Lembro-me da febre e com certa timidez, coloco minha mão sobre sua testa, descendo ao pescoço, sentindo o calor característico. Puxo a coberta, descobrindo seu pequeno corpo, notando o vestido curto, próximos ao meio das coxas, em um tom rosa claro, de mangas curtas, um shorts da mesma cor  se faz visível quando ela se vira, me fazendo agradecer mentalmente por  existência da vestimenta. Jamais gostaria de vê-la desse modo, principalmente nesse estado. Penso em sua cegueira, de como pinta avidamente sem que isso a incomode, como era cheia de vida e agitada no orfanato, como todos sabiam que por lá, ela havia passado.

Penso que aqui não deve estar sendo um bom lugar, creio que também não sou tão amigável para tais feitos. Mas confesso que gostaria de vê-la animada bagunçando a casa, deixando Magda de cabelos em pé.
Levanto olhando ao redor do quarto, quadros e quadros sobre a parede lateral. Fico pensando o que a mente dela pensa.
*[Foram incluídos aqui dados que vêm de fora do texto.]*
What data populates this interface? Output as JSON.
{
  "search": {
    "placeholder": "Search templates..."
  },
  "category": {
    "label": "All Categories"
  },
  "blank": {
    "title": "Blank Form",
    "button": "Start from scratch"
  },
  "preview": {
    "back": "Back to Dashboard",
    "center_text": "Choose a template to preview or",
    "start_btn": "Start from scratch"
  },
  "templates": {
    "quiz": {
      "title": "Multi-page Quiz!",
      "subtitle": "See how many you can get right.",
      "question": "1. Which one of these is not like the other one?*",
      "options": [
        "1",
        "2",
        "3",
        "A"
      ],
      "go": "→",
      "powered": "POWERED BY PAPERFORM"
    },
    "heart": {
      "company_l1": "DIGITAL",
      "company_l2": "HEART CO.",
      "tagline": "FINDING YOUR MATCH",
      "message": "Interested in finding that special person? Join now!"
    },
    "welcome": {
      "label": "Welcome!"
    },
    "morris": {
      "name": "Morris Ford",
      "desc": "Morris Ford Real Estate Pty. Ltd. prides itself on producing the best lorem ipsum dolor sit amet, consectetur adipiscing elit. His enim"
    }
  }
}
Um parece uma paisagem, com as cores em lugares que consideramos errado, o céu amarelo vivo, o sol azul como o céu noturno, uma grama vermelha com um riacho em um tom salmão.  Outro é mais complexo de entender, são traços fortes e rápidos na diagonal, parece como uma forte raiva, as cores queimam aos olhos.

Outro é um total contraste, cores neutras, claras meio monótono,ouso dizer até triste, as cores se misturavam formando...bolas? Como bolas? Me perguntava como ela fazia isso, como conseguia?

Passei pro lado e o próximo me assustou deliberadamente, era uma floresta, uma parte da floresta pois a outra parte tinha sido engolida por um tornado, nebuloso que devorava tudo ao redor, o tornado, tinha tons escuros e aterrorizantes, as cores da floresta eram vivas e vibrantes como se gritassem por algo, longos minutos encarando a tela, tentando arduamente decifrar....o que se passava na cabeça dela?

Pensei onde arranjava as telas, mas lembrei-me que  Magda havia encomendado coisas para ela. Passo os olhos pela escrivaninha e noto um papel branco, com um desenho claro, de uma garota pintando um quadro. Parecia um autoretrato, muito bem feito, isso é coisa que cegos fariam? O que de diferente existe nela? Por que tenho a sensação que quero descobrir?

Ela se mexe na cama, como se procurasse a coberta, me aproximo tocando em seus ombros e braços, notando como está gelada  dois extremos, cubro seu corpo e ela se acalma, mantenho os olhos sobre ela, sentando ao seu lado, inconscientemente sua mão procura a minha, prendendo a sobre a sua, surpreendendo-me. Por que isso faz eu me sentir acolhido? Tantas duvidas me corroem, me torturam!